When a person dies, his or her estate must go through probate, which is a process overseen by a probate court. If the decedent leaves a will directing how his or her property should be distributed after death, the probate court must determine if it should be admitted to probate and given legal effect.
If the decedent dies intestate—without leaving a will—the court appoints a Personal Representative to distribute the decedent's property according to the laws of Descent and Distribution These laws direct the distribution of assets based on hereditary succession.
In general, the probate process involves collecting the decedent's assets, liquidating liabilities, paying necessary taxes, and distributing property to heirs. Probate procedures are governed by state law and have been the subject of debate and reform since the 1960s. The Uniform Probate Code (UPC) was first proposed in 1969 by the National Conference of Commissioners on Uniform State Laws and the House of Delegates of the American Bar Association The prime focus of the UPC is to simplify the probate process. The UPC, which has been amended numerous times, has been adopted in its entirety by many states, and the other states have adopted some part of the UPC but still retain distinct procedures.

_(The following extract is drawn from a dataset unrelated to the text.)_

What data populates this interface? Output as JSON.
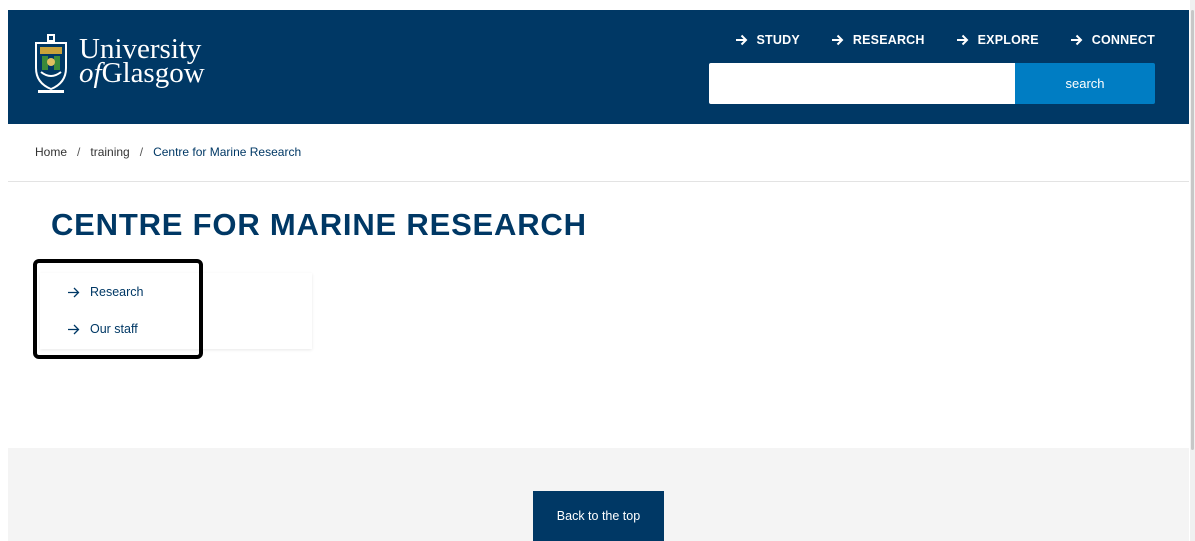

The probate of a will means proving its genuineness in probate court. Unless otherwise provided by statute, a will must be admitted to probate before a court will allow the distribution of a decedent's property to the heirs according to its terms.
As a general rule, a will has no legal effect until it is probated. A will should be probated immediately, and no one has the right to suppress it. The person with possession of a will, usually the personal representative or the decedent's attorney, must produce it. Statutes impose penalties for concealing or destroying a will or for failing to produce it within a specified time.